The Sunshine Policy was abandoned by President Lee Myung-bak, who took office in early 2008 on a promise of tougher policies on North Korea. His government began to speak out about the North Korean regime's atrocious treatment of its people. At the United Nations General Assembly in New York City that year, South Korea co-sponsored an annual resolution on human rights in North Korea. This was a reversal of the policy of the previous Roh administration, which not only had refused to join the European Union and Japan as a co-sponsor of the human rights resolution but had twice refused even to vote for it.
6
In 2009, the South Korean Human Rights Commission published a report on human rights in North Korea, the first time that it had offered a public assessment of the Kim family regime's abuses of its people.
The Lee Myung-bak administration appears to understand the future value of the North Korean refugees in a reunited Korea and has taken measures to prepare for that eventuality.
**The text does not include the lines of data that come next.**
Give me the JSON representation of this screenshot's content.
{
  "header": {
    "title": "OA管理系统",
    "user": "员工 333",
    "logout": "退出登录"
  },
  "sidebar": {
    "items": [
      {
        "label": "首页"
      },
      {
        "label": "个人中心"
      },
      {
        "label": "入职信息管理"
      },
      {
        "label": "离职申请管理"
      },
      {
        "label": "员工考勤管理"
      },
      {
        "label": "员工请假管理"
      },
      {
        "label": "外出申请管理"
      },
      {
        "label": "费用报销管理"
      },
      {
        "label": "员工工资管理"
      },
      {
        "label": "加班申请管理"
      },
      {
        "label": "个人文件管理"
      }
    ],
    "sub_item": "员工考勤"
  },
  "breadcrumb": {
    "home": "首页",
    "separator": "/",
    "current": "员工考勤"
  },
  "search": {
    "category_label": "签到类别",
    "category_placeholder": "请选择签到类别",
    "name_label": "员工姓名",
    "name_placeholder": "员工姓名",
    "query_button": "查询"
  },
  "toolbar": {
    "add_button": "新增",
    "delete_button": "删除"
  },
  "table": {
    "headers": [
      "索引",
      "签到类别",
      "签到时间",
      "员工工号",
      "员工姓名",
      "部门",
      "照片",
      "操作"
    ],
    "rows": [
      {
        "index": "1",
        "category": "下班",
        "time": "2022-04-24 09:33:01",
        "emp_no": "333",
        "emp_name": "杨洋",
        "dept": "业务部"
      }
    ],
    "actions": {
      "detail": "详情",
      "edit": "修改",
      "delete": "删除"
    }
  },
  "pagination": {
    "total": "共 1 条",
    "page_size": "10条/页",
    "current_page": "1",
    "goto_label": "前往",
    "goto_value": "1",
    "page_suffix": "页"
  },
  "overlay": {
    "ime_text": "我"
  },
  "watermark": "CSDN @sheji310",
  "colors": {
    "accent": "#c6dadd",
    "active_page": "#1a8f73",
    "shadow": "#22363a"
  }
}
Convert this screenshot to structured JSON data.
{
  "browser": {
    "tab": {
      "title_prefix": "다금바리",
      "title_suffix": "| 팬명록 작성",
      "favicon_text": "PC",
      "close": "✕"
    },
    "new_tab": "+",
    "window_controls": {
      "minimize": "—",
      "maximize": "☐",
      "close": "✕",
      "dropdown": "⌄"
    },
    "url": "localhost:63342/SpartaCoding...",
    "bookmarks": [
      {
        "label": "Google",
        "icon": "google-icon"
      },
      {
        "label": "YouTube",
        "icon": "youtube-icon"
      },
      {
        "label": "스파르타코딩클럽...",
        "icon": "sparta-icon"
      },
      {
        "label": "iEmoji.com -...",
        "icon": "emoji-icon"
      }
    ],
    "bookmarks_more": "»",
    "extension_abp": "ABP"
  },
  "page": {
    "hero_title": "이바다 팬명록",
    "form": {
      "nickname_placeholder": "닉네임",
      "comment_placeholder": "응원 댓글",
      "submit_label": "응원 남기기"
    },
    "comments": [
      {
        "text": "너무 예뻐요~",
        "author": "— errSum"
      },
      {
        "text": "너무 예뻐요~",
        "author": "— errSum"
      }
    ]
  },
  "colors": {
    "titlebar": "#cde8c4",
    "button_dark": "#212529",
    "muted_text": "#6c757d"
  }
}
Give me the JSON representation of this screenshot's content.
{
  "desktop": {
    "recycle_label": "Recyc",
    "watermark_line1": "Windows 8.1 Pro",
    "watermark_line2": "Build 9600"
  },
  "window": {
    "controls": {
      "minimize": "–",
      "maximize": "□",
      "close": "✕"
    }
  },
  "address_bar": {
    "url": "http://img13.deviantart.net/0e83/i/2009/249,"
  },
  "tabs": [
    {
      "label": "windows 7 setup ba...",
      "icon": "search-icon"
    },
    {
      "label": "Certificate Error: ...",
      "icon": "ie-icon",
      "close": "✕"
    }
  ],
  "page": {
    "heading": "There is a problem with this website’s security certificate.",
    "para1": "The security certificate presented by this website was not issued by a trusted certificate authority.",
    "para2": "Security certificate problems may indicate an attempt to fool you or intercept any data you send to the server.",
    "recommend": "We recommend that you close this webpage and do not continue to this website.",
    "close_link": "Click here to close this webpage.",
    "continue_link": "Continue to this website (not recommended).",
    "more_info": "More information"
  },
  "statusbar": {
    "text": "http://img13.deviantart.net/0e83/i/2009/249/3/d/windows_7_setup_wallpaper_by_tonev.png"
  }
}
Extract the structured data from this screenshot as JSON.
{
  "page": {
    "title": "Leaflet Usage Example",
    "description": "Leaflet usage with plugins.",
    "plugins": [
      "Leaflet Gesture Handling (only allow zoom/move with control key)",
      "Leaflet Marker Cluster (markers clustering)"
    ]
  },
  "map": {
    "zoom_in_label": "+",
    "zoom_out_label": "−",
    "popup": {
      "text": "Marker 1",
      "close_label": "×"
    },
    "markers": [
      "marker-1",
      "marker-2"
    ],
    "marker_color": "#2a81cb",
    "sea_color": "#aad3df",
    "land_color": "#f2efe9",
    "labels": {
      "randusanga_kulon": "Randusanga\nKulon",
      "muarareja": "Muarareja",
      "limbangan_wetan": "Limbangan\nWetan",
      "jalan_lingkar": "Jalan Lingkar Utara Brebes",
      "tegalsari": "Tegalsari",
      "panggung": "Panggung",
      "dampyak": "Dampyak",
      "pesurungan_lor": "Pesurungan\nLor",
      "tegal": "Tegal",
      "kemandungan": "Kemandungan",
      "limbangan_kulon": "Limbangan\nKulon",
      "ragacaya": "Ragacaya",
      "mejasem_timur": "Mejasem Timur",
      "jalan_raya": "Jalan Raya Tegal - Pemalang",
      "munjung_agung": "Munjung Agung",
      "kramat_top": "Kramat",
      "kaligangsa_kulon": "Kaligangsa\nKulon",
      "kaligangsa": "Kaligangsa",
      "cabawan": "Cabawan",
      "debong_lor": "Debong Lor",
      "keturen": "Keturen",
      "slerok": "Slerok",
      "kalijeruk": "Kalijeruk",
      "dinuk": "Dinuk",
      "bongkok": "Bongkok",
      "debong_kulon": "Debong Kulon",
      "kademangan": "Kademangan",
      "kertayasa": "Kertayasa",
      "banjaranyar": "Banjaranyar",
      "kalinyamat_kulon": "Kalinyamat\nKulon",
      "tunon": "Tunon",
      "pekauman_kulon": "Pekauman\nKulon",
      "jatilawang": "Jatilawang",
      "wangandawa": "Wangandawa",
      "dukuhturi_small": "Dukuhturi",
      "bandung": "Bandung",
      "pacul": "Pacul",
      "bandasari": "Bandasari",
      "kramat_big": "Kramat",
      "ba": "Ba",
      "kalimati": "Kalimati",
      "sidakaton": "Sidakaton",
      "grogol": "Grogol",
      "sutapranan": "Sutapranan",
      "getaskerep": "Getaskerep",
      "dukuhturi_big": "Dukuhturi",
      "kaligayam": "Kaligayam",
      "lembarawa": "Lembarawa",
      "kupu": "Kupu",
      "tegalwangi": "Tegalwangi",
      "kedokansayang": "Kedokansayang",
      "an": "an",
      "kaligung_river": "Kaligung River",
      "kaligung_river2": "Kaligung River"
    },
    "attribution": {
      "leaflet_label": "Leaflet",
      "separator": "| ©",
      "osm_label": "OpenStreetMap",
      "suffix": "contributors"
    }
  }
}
In 2011, President Lee appointed a North Korean defector to head a new government-affiliated education center on what things will be like when the two Koreas reunite. It was the first time a North Korean had been named to a high-level government post in Seoul.
7
More than a dozen North Koreans now work at government agencies, and the Lee administration has introduced an affirmative action program to encourage government offices to hire more North Koreans. These are symbolic gestures, but they signal that the South Korean government considers the North Koreans living in South Korea worthy of respect.
Also on President Lee's watch, the South Korean government selected five North Korean students at South Korean universities to study in the United States under a joint American–South Korean program. That was a small but important step. If North Koreans are going to succeed in the highest ranks of business and government in
South Korea, they need to speak English. Speaking English is also an essential skill if they are going to be effective global spokesmen on North Korea. Right now there are few, if any, North Korean refugees or defectors who speak fluent, accent-free English.